Between the Directors, we look to save a total of 1,080 hours of travel time to and from the office per year on top of the associated costs – around £1,296 each for an annual travel card. I also reckon that we are set to save an estimated £960 each a year on artisan coffee!
We are also now able to recruit from a much wider employee base across the UK, especially those that also want to enjoy the benefits of remote work.
Downtime and team morale is dealt with in part by playing online games like Helldivers and Rocket League at lunch, and a longer session on a Friday with beers. When we do meet and go for lunch or drinks in Central London, it is more of an occasion and doesn’t just seem like ‘organised fun’.
‘Organised fun’ on OlliOlli2 launch day
In a very real way, getting rid of our office has made Roll7 more efficient, cost effective, professional and operationally sleeker.
Aside from the benefits to Roll7 as a commercial entity, its our individual lives that have benefitted most from the change.
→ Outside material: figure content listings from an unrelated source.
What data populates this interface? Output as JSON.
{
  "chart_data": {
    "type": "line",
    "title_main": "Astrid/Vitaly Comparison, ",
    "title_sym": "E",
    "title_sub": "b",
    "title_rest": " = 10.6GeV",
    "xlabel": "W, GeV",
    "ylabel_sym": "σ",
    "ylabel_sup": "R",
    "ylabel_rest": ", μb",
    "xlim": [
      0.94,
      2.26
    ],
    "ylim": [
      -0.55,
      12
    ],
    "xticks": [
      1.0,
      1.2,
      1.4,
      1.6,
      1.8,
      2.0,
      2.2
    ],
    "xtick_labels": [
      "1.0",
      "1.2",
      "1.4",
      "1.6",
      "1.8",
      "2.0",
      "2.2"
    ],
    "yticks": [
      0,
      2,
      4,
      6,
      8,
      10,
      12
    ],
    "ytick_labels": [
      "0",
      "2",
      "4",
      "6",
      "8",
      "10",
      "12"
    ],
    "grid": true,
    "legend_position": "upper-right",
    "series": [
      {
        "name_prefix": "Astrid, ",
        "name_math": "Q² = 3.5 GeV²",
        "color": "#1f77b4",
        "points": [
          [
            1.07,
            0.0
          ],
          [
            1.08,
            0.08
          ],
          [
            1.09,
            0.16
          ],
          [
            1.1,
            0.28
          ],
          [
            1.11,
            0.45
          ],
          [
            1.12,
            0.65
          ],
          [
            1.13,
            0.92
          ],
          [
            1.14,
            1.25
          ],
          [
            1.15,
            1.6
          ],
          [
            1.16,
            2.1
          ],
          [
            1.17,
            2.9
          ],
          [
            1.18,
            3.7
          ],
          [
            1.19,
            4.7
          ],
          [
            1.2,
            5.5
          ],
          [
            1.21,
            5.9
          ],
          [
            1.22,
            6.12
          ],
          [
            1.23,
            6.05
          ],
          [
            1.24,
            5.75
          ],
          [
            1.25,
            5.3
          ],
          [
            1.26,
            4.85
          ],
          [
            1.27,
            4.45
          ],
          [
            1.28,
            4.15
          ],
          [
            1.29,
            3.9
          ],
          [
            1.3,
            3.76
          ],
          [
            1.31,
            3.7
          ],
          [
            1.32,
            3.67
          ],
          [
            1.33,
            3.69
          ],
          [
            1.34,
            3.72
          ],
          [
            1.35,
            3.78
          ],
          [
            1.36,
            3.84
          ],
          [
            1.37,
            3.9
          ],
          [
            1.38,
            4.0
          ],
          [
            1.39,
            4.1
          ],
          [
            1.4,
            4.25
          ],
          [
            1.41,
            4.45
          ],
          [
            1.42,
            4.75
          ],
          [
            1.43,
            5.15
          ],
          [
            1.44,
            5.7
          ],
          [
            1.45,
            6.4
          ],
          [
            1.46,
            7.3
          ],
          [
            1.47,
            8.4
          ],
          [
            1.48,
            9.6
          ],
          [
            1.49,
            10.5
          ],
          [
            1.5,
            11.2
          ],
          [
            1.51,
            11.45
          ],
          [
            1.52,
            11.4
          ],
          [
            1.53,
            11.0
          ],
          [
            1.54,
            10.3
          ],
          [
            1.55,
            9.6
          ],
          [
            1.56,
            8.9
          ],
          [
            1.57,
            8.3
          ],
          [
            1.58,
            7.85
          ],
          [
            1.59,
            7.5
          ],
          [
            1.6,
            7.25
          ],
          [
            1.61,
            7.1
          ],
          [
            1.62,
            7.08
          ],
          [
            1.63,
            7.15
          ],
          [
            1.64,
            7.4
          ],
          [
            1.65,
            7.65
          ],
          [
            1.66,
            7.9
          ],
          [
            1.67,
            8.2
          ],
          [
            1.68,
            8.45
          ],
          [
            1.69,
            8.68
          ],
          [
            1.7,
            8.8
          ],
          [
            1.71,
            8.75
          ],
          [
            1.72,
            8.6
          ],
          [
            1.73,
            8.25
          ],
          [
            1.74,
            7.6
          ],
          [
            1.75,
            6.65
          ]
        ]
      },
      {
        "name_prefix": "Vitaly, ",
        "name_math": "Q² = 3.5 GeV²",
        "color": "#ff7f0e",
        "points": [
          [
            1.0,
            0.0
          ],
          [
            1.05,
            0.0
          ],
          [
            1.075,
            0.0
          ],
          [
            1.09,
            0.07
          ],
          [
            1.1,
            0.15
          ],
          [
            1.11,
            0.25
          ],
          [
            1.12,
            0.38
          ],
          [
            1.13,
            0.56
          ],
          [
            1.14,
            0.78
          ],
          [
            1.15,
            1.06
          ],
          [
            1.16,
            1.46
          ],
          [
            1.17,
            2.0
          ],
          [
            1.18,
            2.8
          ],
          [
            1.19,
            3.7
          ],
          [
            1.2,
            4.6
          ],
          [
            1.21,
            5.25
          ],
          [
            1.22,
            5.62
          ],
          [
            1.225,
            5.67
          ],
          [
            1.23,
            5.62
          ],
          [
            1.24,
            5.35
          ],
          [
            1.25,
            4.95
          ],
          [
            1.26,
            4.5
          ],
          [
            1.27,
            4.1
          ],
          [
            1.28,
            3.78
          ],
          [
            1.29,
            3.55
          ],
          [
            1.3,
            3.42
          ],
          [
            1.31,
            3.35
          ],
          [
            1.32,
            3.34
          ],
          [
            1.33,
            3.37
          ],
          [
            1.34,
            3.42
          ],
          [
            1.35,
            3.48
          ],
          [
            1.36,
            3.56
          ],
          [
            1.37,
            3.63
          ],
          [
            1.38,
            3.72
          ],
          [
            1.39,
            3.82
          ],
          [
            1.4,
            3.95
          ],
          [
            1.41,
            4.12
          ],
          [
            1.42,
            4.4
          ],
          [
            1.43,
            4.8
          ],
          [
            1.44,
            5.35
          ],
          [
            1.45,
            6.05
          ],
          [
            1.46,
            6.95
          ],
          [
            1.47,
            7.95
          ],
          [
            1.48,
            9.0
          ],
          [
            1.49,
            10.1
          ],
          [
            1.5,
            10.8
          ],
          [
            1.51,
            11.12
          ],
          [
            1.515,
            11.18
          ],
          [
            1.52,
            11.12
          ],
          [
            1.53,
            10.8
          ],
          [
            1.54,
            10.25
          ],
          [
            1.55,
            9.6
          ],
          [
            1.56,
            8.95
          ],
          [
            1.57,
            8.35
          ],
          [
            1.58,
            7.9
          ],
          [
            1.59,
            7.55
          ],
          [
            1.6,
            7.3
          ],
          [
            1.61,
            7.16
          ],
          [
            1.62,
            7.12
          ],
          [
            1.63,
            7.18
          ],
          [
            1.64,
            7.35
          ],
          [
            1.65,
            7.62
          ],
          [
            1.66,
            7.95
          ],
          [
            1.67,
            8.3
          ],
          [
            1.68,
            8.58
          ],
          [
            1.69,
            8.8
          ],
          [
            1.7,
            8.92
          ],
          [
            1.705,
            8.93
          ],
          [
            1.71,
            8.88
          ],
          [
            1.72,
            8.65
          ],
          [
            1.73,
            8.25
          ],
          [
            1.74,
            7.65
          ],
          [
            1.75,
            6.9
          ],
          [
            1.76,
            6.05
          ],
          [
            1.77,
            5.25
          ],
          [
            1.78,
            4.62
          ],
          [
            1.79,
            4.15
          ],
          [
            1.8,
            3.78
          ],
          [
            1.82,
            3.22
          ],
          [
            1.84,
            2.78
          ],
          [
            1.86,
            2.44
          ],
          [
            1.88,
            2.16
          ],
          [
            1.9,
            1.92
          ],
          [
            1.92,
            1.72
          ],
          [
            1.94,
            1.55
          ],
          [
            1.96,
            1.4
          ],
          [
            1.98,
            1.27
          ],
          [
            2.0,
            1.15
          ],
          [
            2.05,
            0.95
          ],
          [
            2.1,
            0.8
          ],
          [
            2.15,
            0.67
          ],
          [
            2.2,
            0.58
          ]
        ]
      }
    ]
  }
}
All of us can say hand on heart that removing the commute has been a massive plus, allowing us to crack on with personal pursuits right up until 9am when we login and immediately on finishing for the day.
The headspace is a godsend. All of us feel far more focused on our workload – with way less office noise and banter getting in the way of crucial tasks. The change also means that we can all work from pretty much anywhere – I am writing this very article sat in my new home in North Devon overlooking the sea!
After a well deserved break from May to August in 2015, the core team of eight has since started on new projects in a fully remote capacity. We have delivered eight ports of OlliOlli2 and Not A Hero – with new DLC for both games. We've been successful with the UK Games Fund, signed an Xbox One deal with Team17 and started pre-production work on an unannounced project.
Remote Control – Roll7 Team, March 2016
It’s been an interesting cycle for us all, from a bedroom to an office and back to a bedroom again, all in a decade. You could say our definition of a ‘real’ company has matured.